Agli americani piace recensire, viene lasciato un feedback su tutto. Vale la regola non tanto che pago e ho sempre ragione ma é un mio diritto essere soddisfatto del mio acquisto, del servizio che mi é stato erogato.
I customer care sono attentissimi ai clienti, e forse meritano un post dedicato, ma lí di solito ci si rivolge quando effettivamente ci sono delle magagne, ma come fare quando ció che si é acquistato, che sia un oggetto o un servizio, non é magari all’altezza delle nostre aspettative? Semplice su quasi tutti gli scontrini ti viene fornito un codice che ti permette di accedere a un sito su cui fare un sondaggio sul proprio grado di apprezzamento sul servizio ricevuto. Visto che cosí facendo fornisci a tua volta un servizio a questa azienda, che puó migliorare dai voti ricevuti, partecipi anche all’estrazione di qualche premio mensile e in piú sei anche maggiormente invogliato a partecipare.
Oppure fioriscono applicazioni/siti come Yelp e, quindi, spesso quando ti trovi in giro e devi andare a mangiare vai a controllare quante stelline ha il luogo prescelto. Di solito ci sono cosí tante recensioni che é abbastanza facile farsi un’idea. Gli americani tendono, queste cose, a metterle, nel bene e nel male, un po’ piú personale di quanto siamo abituati noi, ma sono tendenzialmente piú oggettivi.

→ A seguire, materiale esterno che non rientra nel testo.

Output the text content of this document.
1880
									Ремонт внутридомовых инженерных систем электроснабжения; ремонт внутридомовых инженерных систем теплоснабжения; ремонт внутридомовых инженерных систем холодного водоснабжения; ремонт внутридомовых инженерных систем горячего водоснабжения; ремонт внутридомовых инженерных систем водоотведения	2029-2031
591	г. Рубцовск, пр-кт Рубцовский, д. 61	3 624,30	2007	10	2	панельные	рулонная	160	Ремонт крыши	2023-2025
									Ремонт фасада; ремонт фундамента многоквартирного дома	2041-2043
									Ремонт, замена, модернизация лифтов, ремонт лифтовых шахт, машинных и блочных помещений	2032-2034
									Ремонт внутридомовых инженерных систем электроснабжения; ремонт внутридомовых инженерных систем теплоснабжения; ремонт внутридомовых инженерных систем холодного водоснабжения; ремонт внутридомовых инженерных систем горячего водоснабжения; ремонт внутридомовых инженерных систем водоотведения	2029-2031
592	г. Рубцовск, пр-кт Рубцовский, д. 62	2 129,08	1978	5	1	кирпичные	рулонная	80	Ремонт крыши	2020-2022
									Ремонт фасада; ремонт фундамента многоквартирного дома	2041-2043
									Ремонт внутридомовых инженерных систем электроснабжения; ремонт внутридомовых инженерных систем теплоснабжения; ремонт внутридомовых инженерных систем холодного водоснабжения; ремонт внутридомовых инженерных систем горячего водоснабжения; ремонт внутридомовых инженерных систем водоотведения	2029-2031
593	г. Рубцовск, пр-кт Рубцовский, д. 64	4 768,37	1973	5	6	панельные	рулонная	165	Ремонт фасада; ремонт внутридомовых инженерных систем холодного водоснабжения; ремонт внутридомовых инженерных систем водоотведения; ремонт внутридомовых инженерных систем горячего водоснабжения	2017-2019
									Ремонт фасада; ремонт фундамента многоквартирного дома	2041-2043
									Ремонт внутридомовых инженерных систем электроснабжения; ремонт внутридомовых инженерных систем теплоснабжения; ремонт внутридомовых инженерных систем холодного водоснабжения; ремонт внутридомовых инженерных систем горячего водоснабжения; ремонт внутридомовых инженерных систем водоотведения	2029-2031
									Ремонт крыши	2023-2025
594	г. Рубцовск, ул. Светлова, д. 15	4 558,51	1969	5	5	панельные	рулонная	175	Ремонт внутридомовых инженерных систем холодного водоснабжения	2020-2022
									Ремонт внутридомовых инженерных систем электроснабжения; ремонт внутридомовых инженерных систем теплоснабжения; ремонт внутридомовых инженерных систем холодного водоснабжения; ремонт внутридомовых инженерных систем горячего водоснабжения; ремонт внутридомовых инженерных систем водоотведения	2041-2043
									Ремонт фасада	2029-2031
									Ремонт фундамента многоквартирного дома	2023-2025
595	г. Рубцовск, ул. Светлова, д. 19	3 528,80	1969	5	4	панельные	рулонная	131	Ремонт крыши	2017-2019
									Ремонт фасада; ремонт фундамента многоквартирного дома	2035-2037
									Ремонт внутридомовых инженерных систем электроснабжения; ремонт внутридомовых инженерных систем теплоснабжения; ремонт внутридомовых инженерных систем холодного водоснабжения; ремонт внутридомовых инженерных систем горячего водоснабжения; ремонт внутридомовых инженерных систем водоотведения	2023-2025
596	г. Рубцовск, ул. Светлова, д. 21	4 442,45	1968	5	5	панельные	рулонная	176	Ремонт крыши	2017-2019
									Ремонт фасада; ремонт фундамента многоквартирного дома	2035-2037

Oppure ancora per strada su molti furgoncini/camion é possibile reperire un numero telefonico che permette di fare delle segnalazioni sulla guida del conducente. Immaginatevi se si dovesse fare in Italia, dove ricordo un servizio, forse delle Iene, in cui venivano inquadrati dai viadotti i camionisti che, se si era fortunati, parlavano al cellulare e nei casi peggiori si leggevano La Rosa.
Ma quello che non mi aspettavo di dover fare era di dover lasciare un feedback ai miei professori. Non so se negli ultimi anni l’ambiente universitario italiano é cambiato, ma ricordo che quando ci bazzicavo io, ed era cosa radicata da generazioni, ogni professore si sentiva abbastanza libero di fare quello che gli pareva senza che nessuno studenti o universitá sindacasse il suo operato. Qui non credo che sia cosí, almeno basandomi sull’enfasi che tutti i professori avevano nel consegnare il questionario, nel raccomandarsi nel compilarlo nel modo corretto per non rischiare di prendere voti negati dovuti a errori di compilazione etc, etc…
Il questionario, anonimo, ha coperto vari aspetti del corso e poneva domande sia sulla struttura del corso, se era ben equilibrato nel contesto del piano di studi, se era di una difficoltá adeguata e via di seguito. E poi c’erano le domande sui professori sia di carattere diciamo piú pratico, se era preparato a lezione, se aveva fornito materiale didattico adeguato; sia domande di aspetto piú “umano”: il professore era propositivo con gli studenti, stimolava l’attenzione della classe, era interessato al reale apprendimento degli studenti?
Ovviamente i dati non vanno ai professori direttamente ma vengono analizzati prima dalla facoltá e visto che qui il posto garantito non ce l’ha nessuno, neanche in un’universitá pubblica, non ho dubbi a credere che i risultati siano presi in grande considerazione. Anche se devo dire che, almeno per i professori avuti questo semestre, nessuno dovrebbe avere problemi a passare alla grande il severo giudizio degli studenti.
A Torino é girata per generazioni la storia (leggenda metropolitana?) di un povero studente di diritto che dopo essersi sentito chiedere “Lo vuole un 18 tirato dalla finestra?” corse in via Sant’Ottavio (sede della facoltá di giurisprudenza) a recuperarsi il libretto. Ecco qui se mai un professore fosse colto da un insano raptus di follia credo che il rettore spedirebbe lui a prendere il suddetto libretto che verrebbe restituito con tanto di scuse.